Quando o pequeno barco de alumínio, daqueles que dá pra ter em sítio, começou a se aproximar da margem para nos pegar, a tensão tomou conta do rosto de José Benedito, o “Seo” Zé. Tudo porque a bateria da minha câmera tinha acabado e eu estava rapidamente trocando para não perder esse primeiro encontro com Maninho, grande companheiro de “Seo” Zé. “Espera aí que primeiro vou pegar umas minhocas”, gritou, de dentro do barco.
“Não falei que ele é gente boa” afirmou o octogenário Zé, antes mesmo de eu dar um bom dia a Maninho.

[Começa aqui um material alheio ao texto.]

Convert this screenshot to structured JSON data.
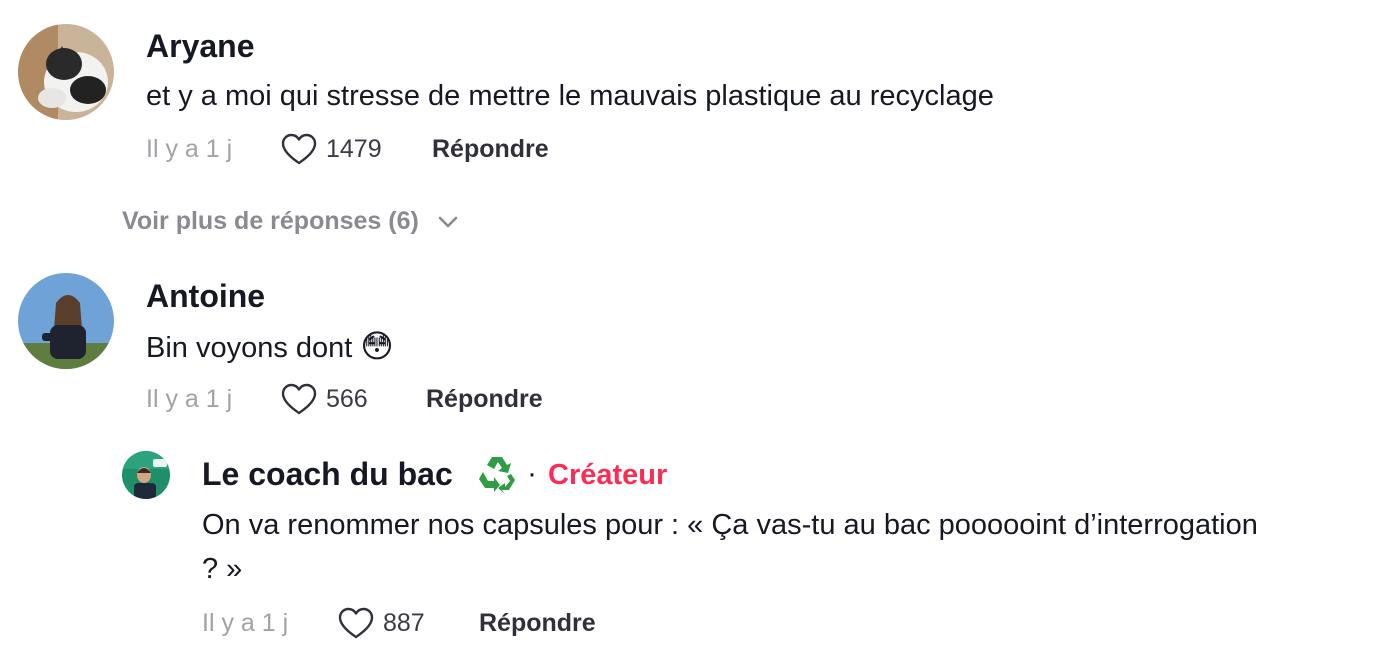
{
  "comments": [
    {
      "username": "Aryane",
      "text": "et y a moi qui stresse de mettre le mauvais plastique au recyclage",
      "time": "Il y a 1 j",
      "likes": "1479",
      "reply_label": "Répondre"
    },
    {
      "username": "Antoine",
      "text": "Bin voyons dont",
      "emoji": "😳",
      "time": "Il y a 1 j",
      "likes": "566",
      "reply_label": "Répondre"
    }
  ],
  "more_replies": {
    "label": "Voir plus de réponses (6)",
    "icon": "chevron-down-icon"
  },
  "reply": {
    "username": "Le coach du bac",
    "badge_icon": "recycle-icon",
    "separator": "·",
    "creator_label": "Créateur",
    "creator_color": "#fe2c55",
    "text_line1": "On va renommer nos capsules pour : « Ça vas-tu au bac poooooint d’interrogation",
    "text_line2": "? »",
    "time": "Il y a 1 j",
    "likes": "887",
    "reply_label": "Répondre"
  },
  "icons": {
    "like": "heart-outline-icon"
  },
  "colors": {
    "primary_text": "#161823",
    "muted_text": "#a1a2a7",
    "accent": "#fe2c55"
  }
}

Depois, descobri que as minhocas eram para o filho Arthur, que aguardava na ilha. Estávamos em Baixo Guandu, divisa de Minas Gerais com Espírito Santo, região onde o rio Doce chegou a níveis críticos por causa da estiagem meses antes da enxurrada de lama passar por ele.
A travessia foi em silêncio, só o pequeno motor do barco e uma roçadeira ao longe que teimava em roçar e desligar. Roçar e desligar. Em sua pequena ilha, Maninho parou o barco, “Seo” Zé, do alto de seus 81 anos desceu e ancorou a embarcação. A roçadeira já não fazia barulho. Maninho também não falava nada, só carregava a vasilha com minhocas e baforava um cigarro de fumo de rolo. Chegando na ilha, a roçadeira que teimava estava sob uma mesa no quintal e Ciganinho aguardava para voltar a trabalhar. Hélices empenadas por batidas em galhos e pedras, Maninho começa a arrumar e a falar.
A voz é firme, combina com o porte de Francisco Vicente Leite de Oliveira, o Maninho, que, de seus 52 anos de vida, passou 52 à beira do rio. Filho de pescador cearense com uma italiana, transmitiu para o filho Arthur o mesmo amor e respeito pelo rio que aprendeu em casa. Arthur é um grande parceiro, tem nove anos e é notável o carinho pelo pai, pelo rio e por um franguinho de estimação. Ambos viviam tempo integral na ilha, mas após o rompimento da barragem de Fundão e as consequências que a lama tóxica trouxe para a vida dos ribeirinhos, passam parte do dia na ilha e parte do dia na cidade.
“Minha história com o rio não é muito diferente do resto do pessoal não. Eu nasci dentro d´água, mas às vezes preciso sair dela para complementar a renda da pesca”. Disse que da ilha, quando não tinha pesca, tirava e vendia ovos, frutas, verduras. Seriam mais de 900 galinhas poedeiras e uma vara de cerca 30 porcos que completavam a renda da pesca, gerando um rendimento mensal de cerca de R$9.000. Maninho se emociona quando lembra que sua criação de frangos foi a zero após o contato com a água contaminada. “Disseram que era problema hepático”.
Para quem mora em uma ilha, são poucas as possibilidades de não ter contato com a água do rio. Nessa hora, Arthur chega sorridente e molhado. Maninho aponta “alá, tava tomando banho”. O garoto deixa a varinha de pescar e pega seu franguinho. Ele se diz hipnotizador de frango e a todo momento aplica no bichinho um daqueles golpes que só se aprende em artes maciais ou nas travessuras da vida, e o frango simplesmente apaga. Um pequeno peteleco e a ave volta como se nada tivesse acontecido. Maninho ri, visivelmente orgulhoso de ver que o filho que ele cuida sozinho está seguindo os passos do pai: interagindo com as criações, cuidando do terreno, pescando, nadando e respeitando o rio Doce. Me volto para o garoto e faço duas perguntas, ambas respondidas de pronto. “Desde que eu nasci”, rapidamente ele disse quando perguntei desde quando ele toma banho no rio Doce. A segunda foi sobre quem o levou no rio pela primeira vez: “meu pai” e sorri para Maninho. Tem coisas que só os pais percebem e nessa hora eu reconheci a sintonia que aquele sorriso significa.